Somalia Seasonal Monitor: December 30, 2019
FEWS NET publishes a Seasonal Monitor for Somalia every 10 days (dekad) through the end of the current October to December Deyr rainy season. The purpose of this document is to provide updated information on the progress of the Deyr season to facilitate contingency and response planning. This Somalia Seasonal Monitor is valid through December 31, 2019, and is produced in collaboration with U.S. Geological Survey (USGS), the Food Security and Nutrition Analysis Unit (FSNAU) Somalia, the Somali Water and Land Information System (SWALIM), a number of other agencies, and several Somali nongovernmental organizations (NGOs).
Precipitation begins to subside, signaling a timely end of the Deyr Season
Much of Somalia received less rainfall during the period of December 11-20 compared to previous weeks, which is typical at this time of year and signals the upcoming end of the Deyr season. Precipitation was highly localized, with moderate to heavy rainfall in a region of the Northeast and parts of the South. The rest of the country generally remained dry. According to satellite-derived CHIRPS preliminary rainfall data, rainfall ranged between 10 and 50 millimeters (mm) in localized northeastern and southern areas, while other parts of the country received less than 10 mm or no rainfall at all (Figure 1). Rainfall totals were climatologically normal, except for several pockets in the Northeast and South that received slightly above-average amounts (Figure 2). Field information also suggests receding river water levels along the Juba and Shabelle rivers, given low local precipitation and suspended precipitation in the upstream catchments of the Ethiopian highlands.
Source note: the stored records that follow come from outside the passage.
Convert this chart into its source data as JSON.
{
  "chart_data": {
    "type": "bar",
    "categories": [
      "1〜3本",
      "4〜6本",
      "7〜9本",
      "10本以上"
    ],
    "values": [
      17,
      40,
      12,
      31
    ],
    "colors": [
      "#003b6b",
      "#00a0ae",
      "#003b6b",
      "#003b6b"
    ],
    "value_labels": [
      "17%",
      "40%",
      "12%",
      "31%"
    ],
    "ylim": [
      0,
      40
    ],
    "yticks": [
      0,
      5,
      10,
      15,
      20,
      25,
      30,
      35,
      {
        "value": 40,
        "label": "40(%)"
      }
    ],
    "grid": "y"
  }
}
In the Northwest, only a few localized areas received rainfall while most livelihood zones remained dry in mid-December. Light rainfall was recorded in parts of West Golis Pastoral livelihood zone of Borama and Baki districts of Awdal region and northern Togdheer region as well as in localized areas of Northern Inland Pastoral livelihood zone. Moderate to heavy rains also fell in localized areas of West Golis Pastoral livelihood zone of Sanaag. The dryness observed elsewhere is typical for mid-December, but rangeland and livestock conditions are average to above average after the accumulation of strong, positive anomalies earlier in the season.
In the Northeast, heavy rainfall was recorded in coastal and adjacent inland areas of Bari. However, both remote-sensing and ground information confirmed the complete suppression of Deyr rains across remaining livelihood zones of Bari, Nugaal, and northern Mudug. Most livelihood zones in the Northeast experienced a late onset of the Deyr rains and below- average precipitation throughout October and November. Heavy rainfall associated with cyclone Pawan in early December helped generate significant improvement in rangeland conditions. Rangeland and livestock conditions are currently average to above average in Nugaal and northern Mudug, but below average to near average in Bari.
In central regions, most livelihood zones in Galgaduud and southern Mudug were dry in mid-December. Only localized areas of Addun Pastoral livelihood zone of Adado and Galkayo districts and coastal areas of Hobyo and Xarardheere districts received light showers. Overall, rangeland and livestock conditions are average across the livelihood zones, but conditions are relatively worse in eastern areas due to erratic rainfall performance throughout the season. In the South, precipitation began to gradually subside in mid-December after heavy rainfall throughout much of the season. Light to moderate intensity rainfall was received in Lower and Middle Juba, southern Gedo, and localized areas of Lower and Middle Shabelle and Bay regions. Most other livelihood zones recorded only localized, light showers, while livelihood zones in Hiiraan and Bakool regions experienced little to no rainfall. Rain gauge stations recorded 5.5 mm in Baidoa (Bay), 14.5 mm in Huddur (Bakool), 0 mm in Beledweyn (Hiiraan) and 40 mm in Sakow (Middle Juba). Field information also indicated receding river water levels in both the Shabelle and Juba regions.
According to the eMODIS Normalized Difference Vegetation Index (NDVI) for the period of December 11-20, vegetation condition and vigor has significantly improved across the country due to above-average rainfall totals (Figure 3). Remote- sensing data also shows improved conditions in the northeastern areas of the country, where conditions were relatively poor early to mid-season. The seven-day rainfall forecast ending December 31 by the National Oceanic and Atmospheric Administration Climate Prediction Center (NOAA/CPC) indicates the cessation of the Deyr rains across all areas of the country, except for a pocket of moderate to heavy rainfall off coastal areas of the Northeast. This signals the timely end of the season and reflects climatology for this time of year (Figure 4).